Les sujets. À gauche, les artistes avec leur besoin d’expression. À droite, le public, qui réclame sa juste part de divertissement. Au centre, les diffuseurs, les organisateurs de festivals, les salles de projection, qui ne veulent pas y laisser leur chemise. À l’est, les cinéastes qui gagnent bien leur vie en écrivant des films à succès. À bâbord, des bailleurs de fonds qui doivent justifier leurs décisions. À trois heures, les médias qui s’en mêlent. Et d’en haut, les politiciens qui tracent des balises sans s’intéresser aux murs qu’ils construisent au centre de la pièce.

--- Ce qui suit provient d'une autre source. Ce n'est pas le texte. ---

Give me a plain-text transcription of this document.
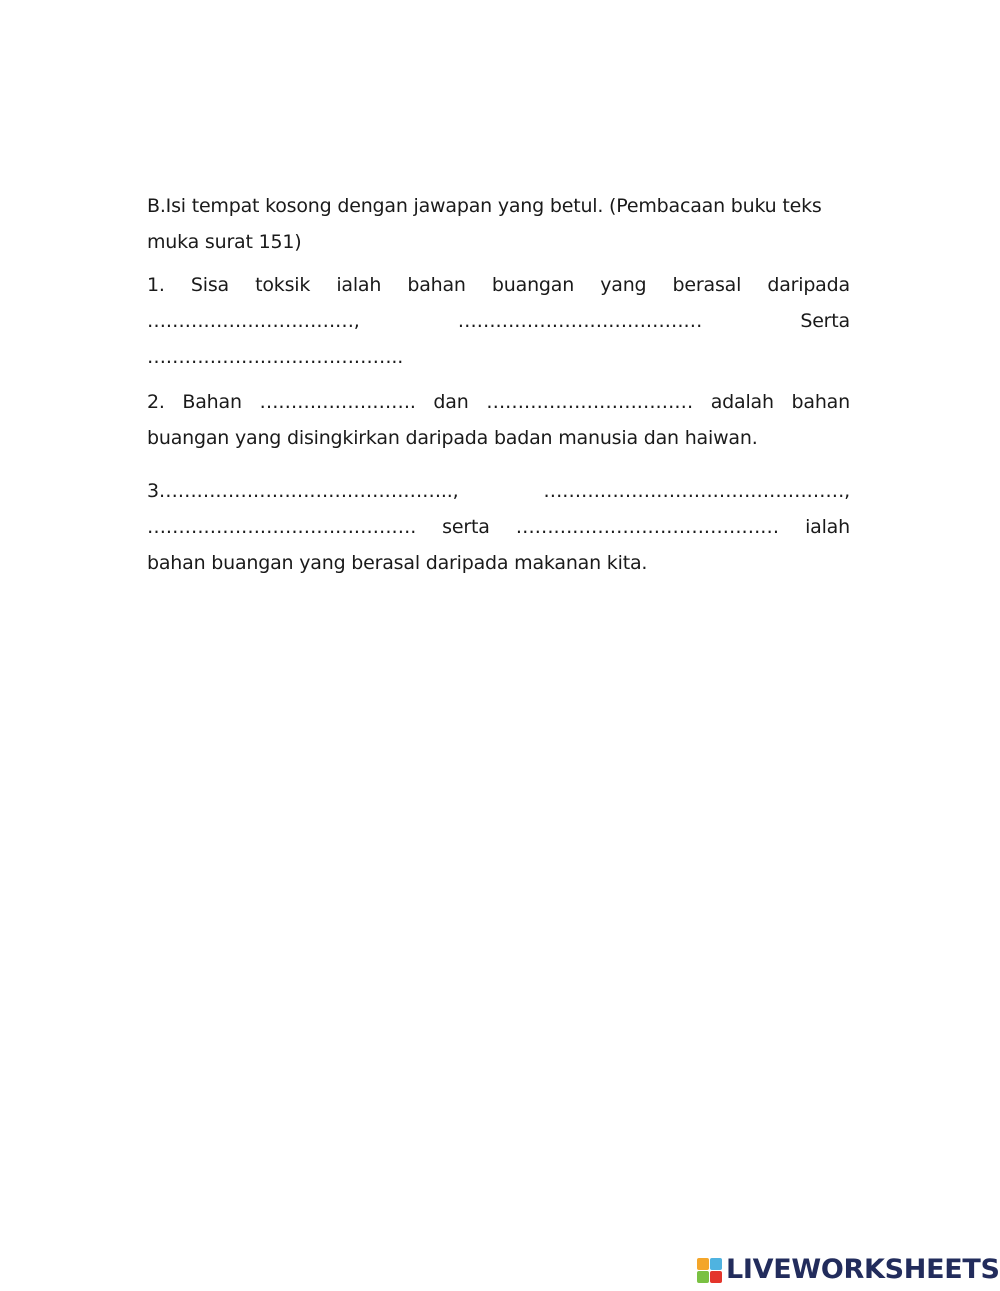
B.Isi tempat kosong dengan jawapan yang betul. (Pembacaan buku teks
muka surat 151)
1. Sisa toksik ialah bahan buangan yang berasal daripada
……………………………,	…………………………………	Serta
…………………………………..
2. Bahan ……………………. dan …………………………… adalah bahan
buangan yang disingkirkan daripada badan manusia dan haiwan.
3………………………………………..,	…………………………………………,
……………………………………. serta …………………………………… ialah
bahan buangan yang berasal daripada makanan kita.
LIVEWORKSHEETS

Mais revenons au cinéma indépendant. Limité dans notre espace éditorial, il a fallu trancher et admettre que nous ne ferions pas le tour de la question en quelques pages. Voici néanmoins des personnalités inspirantes qui nous livrent leur vision, qui répondent à des questions. Elles nous éclairent sur les directions que prennent les projets novateurs en cinéma. Comme vous le verrez, ce sont tous des profils différents, venant d’horizons diversifiés. Ils sauront, soyez-en assurés, éveiller votre curiosité sur un milieu qui n’a pas sa langue dans sa poche.